Whiteman remains active with his father’s drum group, now renamed Phillip Whiteman Generation, and together with his partner, Lynette Two Bulls, he released a CD, Spirit Seeker.
Whiteman will bring such “stories and songs for the spirit” to Denver, where listeners will take part an ancient oral tradition that shares wisdom about the horse, the drum, the flute, grass dancing and life.

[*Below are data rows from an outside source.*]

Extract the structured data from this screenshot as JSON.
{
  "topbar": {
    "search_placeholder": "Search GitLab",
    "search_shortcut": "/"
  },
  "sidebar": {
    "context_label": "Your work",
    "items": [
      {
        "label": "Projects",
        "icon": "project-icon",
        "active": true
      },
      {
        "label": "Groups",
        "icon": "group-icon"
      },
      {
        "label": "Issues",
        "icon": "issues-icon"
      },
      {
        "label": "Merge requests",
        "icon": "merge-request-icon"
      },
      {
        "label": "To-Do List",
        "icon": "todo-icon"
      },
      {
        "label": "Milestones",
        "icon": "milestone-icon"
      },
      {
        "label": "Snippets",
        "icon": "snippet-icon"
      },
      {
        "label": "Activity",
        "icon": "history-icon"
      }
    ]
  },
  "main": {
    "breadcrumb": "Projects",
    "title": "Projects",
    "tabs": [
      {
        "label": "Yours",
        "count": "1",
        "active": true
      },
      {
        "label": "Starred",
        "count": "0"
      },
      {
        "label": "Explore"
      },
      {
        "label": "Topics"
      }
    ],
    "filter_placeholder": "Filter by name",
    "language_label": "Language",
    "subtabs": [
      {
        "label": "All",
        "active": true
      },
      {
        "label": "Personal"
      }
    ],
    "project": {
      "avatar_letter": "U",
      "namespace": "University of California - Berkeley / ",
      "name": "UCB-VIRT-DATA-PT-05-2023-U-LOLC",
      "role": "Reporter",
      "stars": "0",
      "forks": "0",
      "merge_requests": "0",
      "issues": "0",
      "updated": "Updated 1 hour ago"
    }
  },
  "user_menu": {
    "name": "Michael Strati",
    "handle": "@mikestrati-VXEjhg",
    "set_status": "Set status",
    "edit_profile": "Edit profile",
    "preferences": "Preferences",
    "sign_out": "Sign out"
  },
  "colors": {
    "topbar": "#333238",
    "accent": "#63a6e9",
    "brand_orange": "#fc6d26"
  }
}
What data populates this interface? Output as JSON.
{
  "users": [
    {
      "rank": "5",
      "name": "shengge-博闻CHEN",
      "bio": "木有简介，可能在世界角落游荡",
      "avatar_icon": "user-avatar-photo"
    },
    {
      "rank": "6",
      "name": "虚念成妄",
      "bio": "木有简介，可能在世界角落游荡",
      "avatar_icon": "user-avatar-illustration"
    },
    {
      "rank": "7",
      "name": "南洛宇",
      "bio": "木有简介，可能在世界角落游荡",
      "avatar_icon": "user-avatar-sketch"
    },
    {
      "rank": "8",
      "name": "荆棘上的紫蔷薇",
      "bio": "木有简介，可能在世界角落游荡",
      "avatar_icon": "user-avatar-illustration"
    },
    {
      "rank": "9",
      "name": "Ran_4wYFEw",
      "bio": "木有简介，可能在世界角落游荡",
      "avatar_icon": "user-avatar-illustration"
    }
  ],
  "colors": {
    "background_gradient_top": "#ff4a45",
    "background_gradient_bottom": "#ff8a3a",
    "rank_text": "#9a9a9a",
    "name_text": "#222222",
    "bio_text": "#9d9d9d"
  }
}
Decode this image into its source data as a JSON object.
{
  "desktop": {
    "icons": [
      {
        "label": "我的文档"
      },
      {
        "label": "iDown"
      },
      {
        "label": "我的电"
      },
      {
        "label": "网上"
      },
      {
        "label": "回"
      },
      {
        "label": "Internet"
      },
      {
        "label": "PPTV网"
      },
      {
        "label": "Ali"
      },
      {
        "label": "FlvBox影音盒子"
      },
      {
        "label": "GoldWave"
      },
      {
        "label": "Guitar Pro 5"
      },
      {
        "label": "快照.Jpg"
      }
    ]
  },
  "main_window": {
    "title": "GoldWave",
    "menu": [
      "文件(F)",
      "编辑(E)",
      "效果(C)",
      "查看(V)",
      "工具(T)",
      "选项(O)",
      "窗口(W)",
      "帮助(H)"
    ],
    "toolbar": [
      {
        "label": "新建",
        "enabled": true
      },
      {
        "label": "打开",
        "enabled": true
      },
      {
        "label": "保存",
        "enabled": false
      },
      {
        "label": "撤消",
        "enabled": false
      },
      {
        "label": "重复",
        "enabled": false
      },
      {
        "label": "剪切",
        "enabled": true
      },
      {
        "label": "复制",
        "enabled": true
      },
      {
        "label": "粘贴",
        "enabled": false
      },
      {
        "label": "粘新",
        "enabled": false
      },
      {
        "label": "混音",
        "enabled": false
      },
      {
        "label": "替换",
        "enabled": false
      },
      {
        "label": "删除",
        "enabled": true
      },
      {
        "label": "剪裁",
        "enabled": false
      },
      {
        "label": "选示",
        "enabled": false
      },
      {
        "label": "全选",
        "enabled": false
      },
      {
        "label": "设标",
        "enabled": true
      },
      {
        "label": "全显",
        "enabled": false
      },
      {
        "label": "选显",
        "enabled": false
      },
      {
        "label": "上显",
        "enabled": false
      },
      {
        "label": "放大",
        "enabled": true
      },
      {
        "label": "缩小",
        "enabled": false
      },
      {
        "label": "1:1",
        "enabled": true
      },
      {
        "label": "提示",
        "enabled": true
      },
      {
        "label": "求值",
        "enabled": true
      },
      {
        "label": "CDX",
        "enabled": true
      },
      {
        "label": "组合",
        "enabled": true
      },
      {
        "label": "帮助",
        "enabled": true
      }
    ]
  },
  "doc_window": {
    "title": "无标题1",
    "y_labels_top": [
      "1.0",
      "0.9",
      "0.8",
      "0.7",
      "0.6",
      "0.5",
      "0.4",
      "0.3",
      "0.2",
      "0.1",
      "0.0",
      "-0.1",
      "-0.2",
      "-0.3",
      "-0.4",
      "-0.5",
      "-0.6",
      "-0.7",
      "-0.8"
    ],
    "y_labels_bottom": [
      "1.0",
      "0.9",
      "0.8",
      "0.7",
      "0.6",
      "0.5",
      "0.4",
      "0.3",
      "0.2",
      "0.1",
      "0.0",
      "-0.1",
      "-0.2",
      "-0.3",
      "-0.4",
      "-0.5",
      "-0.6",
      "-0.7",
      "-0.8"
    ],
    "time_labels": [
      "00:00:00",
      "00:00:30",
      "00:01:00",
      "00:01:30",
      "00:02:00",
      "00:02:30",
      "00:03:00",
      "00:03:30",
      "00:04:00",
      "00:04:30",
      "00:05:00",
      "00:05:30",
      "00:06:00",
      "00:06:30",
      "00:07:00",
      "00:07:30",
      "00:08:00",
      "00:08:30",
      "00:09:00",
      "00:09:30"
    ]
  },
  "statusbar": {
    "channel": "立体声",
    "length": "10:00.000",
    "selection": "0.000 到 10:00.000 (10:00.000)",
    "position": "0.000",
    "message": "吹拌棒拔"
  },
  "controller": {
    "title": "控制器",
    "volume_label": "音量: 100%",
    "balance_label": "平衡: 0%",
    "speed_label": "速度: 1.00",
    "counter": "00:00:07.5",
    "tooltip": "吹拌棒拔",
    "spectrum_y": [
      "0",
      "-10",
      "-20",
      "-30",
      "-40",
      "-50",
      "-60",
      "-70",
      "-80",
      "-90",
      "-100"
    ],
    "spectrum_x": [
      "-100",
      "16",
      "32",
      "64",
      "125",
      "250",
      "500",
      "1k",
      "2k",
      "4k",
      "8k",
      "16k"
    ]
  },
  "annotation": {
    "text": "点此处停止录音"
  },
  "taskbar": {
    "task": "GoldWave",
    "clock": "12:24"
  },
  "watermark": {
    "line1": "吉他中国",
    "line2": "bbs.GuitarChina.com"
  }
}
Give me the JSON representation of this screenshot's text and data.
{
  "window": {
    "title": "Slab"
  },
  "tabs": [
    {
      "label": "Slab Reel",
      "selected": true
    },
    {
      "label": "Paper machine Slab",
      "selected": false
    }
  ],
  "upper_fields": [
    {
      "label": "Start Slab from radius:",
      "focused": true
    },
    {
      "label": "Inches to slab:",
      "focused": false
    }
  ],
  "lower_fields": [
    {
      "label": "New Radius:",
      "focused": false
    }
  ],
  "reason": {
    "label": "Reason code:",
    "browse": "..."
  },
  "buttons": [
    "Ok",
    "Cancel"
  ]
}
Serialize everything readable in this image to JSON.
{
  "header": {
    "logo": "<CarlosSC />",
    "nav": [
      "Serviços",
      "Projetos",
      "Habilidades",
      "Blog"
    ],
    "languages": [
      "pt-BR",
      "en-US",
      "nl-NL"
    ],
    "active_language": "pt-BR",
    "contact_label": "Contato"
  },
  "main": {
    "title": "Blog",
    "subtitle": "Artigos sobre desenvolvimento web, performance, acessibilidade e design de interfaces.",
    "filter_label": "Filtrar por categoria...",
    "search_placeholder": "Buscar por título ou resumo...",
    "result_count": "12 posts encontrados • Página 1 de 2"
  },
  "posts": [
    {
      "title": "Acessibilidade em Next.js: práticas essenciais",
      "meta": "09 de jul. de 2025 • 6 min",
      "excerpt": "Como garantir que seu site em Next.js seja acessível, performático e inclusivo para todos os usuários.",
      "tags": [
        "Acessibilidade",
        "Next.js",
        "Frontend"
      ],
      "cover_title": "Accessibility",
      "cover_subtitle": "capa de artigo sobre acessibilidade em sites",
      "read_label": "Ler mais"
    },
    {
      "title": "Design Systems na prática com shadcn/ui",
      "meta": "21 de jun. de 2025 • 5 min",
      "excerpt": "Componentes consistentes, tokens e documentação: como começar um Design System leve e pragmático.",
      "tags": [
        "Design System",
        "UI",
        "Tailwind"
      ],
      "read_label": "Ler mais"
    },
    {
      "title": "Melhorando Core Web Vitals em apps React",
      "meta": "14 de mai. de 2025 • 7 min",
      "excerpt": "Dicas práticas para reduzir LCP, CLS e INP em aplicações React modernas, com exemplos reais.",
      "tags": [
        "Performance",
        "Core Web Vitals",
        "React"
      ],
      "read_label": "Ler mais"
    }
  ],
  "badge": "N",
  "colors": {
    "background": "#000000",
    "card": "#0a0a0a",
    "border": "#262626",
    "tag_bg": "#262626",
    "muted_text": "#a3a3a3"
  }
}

“We tell stories that are about celebrating life and facing adversity,” he said. “These are encouraging, empowering stories. And the people, from youngest to oldest, come to listen as we tell our stories through dancing, through singing, through word. The stories create sensitivity and integrity.” The Denver Powwow is important to Whiteman because it celebrates diversity—among Native nations and between Native and non-Native peoples.
“All nations come together in this one place,” he said over the phone. “And through diversity, we create unity. The storytelling portion is very important, because through our stories we can create bridges and welcome all colors and all nations. We create that bond, that unity, that shows we are all connected.”
With this sense of connectedness in mind, Whiteman founded the Phillip Whiteman Jr. “Medicine Wheel Model to Natural Horsemanship,” which is a holistic Native approach to working with and training horses. And he and Two Bulls created the nonprofit Yellow Bird, an affiliate of Seventh Generation Fund, and its Fort Robinson Outbreak Spiritual Run, a 400-mile run from Fort Robinson, Nebraska, to Busby, Montana, that takes place in the frigid heart of a Great Plains winter.
The annual run honors the Northern Cheyenne who escaped Fort Robinson in January 1879. Although many escapees were killed, a few survivors returned to their homeland in southeastern Montana’s Powder River country, now home to the Northern Cheyenne reservation.
“With the run, we remind many youth that it’s up to them to reclaim and reconnect to who they are,” Whiteman said. “We have a crisis of Mother Earth right now, of her land, air and water,” he said. “To protect her, we need to reclaim our culture, our language and our identity. Our children are hungry for knowledge and a sense of connection. We are in a perfect place today to return back to oneness… to start our journey home.”
Phillip Whiteman Jr. and Apsaalooke storyteller Christian Takes Gun Parrish, also known as Supaman, will be performing at the top of the hour on March 21, 22 and 23 in the Denver Coliseum’s lower-foyer Denver Press Room. Whiteman also will release his new storytelling and song CD at the Denver March Powwow.